Rarely does the juxtaposition of two events — actually one event and one non-event — paint such a clear picture of reality. Unfortunately, the reality is one of a failure in leadership by Gov. Murphy.
First, we have the failing New Jersey Partnership for Student Success (NJPSS). NJPSS was Murphy’s belated effort (launched in December, 2022) to address the massive learning loss caused by Murphy’s own pandemic policies. Recall that, as his teachers union pals demanded, Murphy allowed schools to remain closed in several large New Jersey school districts such as Newark and Montclair long after most schools had reopened. NJPSS was launched to great fanfare, with Murphy, himself, declaring: “we must address the challenges facing our school community, including learning loss.” The ambitious plan was to recruit and train 5,000 volunteer tutors to help students make up for learning loss.
Since then, silence from Murphy. No mention in his State of the State address. No updates from the governor. Nothing. Sunlight searched in vain via Google, Twitter and Facebook for any updates from Murphy. There were none.
All we are left with is an update in March from the acting-Education Commissioner stating that the DOE had only received 400 applications. No mention of how many tutors were actually trained and in the field remediating learning loss. Now it’s May and the Class of 2023 is set to graduate — without remediation — and entire classes of elementary and middle school students are as far behind as they were when they came out of the pandemic.
It’s pretty clear that Murphy’s remediation plan is failing badly, so what does he do about it?

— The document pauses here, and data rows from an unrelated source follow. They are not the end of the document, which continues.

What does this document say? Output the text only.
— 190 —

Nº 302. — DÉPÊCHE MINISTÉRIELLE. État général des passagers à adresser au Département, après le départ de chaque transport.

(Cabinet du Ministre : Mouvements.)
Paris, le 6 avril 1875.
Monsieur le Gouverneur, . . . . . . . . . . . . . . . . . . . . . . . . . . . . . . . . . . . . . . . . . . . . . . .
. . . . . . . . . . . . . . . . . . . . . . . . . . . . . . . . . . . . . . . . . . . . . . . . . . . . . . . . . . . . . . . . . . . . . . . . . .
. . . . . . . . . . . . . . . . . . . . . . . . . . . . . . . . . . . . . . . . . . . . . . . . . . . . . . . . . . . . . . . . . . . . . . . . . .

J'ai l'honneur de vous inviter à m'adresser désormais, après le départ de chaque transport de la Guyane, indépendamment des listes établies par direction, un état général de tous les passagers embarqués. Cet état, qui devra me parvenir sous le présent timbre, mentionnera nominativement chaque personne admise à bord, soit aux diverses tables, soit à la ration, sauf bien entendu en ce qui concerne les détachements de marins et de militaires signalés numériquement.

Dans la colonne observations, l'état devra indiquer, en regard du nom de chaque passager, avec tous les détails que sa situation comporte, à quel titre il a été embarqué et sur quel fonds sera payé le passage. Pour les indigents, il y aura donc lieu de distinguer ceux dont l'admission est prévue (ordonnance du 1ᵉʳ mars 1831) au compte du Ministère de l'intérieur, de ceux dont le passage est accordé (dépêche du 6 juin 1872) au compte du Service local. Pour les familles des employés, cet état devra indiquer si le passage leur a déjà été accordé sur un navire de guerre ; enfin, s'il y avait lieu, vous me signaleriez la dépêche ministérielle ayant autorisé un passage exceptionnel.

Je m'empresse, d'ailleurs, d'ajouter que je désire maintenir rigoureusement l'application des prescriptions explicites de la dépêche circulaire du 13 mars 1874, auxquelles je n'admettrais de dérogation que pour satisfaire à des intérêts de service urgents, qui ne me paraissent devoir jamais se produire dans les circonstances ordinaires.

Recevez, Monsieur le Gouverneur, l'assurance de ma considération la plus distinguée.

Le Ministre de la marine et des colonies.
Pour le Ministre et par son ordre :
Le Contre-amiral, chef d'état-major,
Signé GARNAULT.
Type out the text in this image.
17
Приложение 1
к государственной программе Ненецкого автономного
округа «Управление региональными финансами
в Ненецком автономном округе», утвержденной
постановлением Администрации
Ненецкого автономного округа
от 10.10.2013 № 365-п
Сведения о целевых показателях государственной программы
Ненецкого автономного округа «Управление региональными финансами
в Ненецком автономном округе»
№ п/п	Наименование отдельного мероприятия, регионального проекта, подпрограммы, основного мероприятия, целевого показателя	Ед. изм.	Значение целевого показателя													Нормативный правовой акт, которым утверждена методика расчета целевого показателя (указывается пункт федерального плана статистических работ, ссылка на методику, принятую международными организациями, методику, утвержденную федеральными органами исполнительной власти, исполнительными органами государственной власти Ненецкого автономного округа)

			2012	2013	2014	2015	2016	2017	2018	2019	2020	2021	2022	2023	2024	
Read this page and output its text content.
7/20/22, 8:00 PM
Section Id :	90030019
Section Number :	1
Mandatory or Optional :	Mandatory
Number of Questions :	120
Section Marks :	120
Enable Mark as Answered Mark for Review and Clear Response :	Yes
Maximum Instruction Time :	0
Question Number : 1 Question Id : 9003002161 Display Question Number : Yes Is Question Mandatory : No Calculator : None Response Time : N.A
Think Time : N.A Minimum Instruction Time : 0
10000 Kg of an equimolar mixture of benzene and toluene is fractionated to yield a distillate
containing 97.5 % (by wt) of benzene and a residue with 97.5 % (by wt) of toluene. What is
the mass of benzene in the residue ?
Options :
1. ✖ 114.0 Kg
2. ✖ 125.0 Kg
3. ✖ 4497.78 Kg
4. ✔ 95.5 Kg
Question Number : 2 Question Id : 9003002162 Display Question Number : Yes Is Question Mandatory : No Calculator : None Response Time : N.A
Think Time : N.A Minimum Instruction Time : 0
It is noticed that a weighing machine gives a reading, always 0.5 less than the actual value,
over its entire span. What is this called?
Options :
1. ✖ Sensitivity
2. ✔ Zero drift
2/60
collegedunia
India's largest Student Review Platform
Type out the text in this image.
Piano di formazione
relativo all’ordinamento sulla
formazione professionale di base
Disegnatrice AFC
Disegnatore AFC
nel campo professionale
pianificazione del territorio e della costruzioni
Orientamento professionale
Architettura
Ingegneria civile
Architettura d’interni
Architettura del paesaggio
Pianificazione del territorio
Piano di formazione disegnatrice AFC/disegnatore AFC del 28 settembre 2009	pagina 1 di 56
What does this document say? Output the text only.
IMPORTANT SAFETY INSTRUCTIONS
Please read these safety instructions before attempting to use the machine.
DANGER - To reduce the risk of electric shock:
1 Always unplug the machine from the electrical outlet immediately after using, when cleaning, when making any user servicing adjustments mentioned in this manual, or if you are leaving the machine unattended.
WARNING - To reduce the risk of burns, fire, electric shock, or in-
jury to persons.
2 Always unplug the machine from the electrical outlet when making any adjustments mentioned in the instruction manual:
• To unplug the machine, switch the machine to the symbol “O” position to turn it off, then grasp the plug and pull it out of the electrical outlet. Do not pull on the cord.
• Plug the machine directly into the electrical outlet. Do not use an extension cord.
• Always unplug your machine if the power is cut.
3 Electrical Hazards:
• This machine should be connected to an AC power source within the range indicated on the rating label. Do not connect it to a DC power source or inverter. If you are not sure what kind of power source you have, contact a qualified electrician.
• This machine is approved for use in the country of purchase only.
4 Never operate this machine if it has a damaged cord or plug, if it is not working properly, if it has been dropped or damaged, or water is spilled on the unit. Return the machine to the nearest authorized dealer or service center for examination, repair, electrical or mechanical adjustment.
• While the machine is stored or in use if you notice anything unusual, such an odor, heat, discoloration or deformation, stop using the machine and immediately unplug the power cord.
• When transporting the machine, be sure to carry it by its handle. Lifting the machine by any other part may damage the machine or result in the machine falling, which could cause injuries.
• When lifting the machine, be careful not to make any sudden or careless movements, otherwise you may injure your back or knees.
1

He tries to hide the evidence of failure by lowering education standards. Last week, at the urging of Murphy’s acting Commissioner, the State Board of Education approved the lowering of the passing score for the New Jersey high school graduation test from 750 to 725. Of course, the state tests were the only way New Jersey parents found out just how bad the learning loss was (after Murphy inexcusably sat on the test results for months). With a cut score of 750, only 39% of 11th-graders passed the test in reading and 49% in math.
So rather than do the hard work of getting more students to pass the 750 level, Murphy chose to lower the passing grade. Too bad for the New Jersey students — and in particular the minority students who were hit the hardest — who will now graduate less prepared for life after high school. It’s shockingly cynical and truly shameful.
We say again: A governor who fails in his duty to educate New Jersey’s children is a failure as a governor.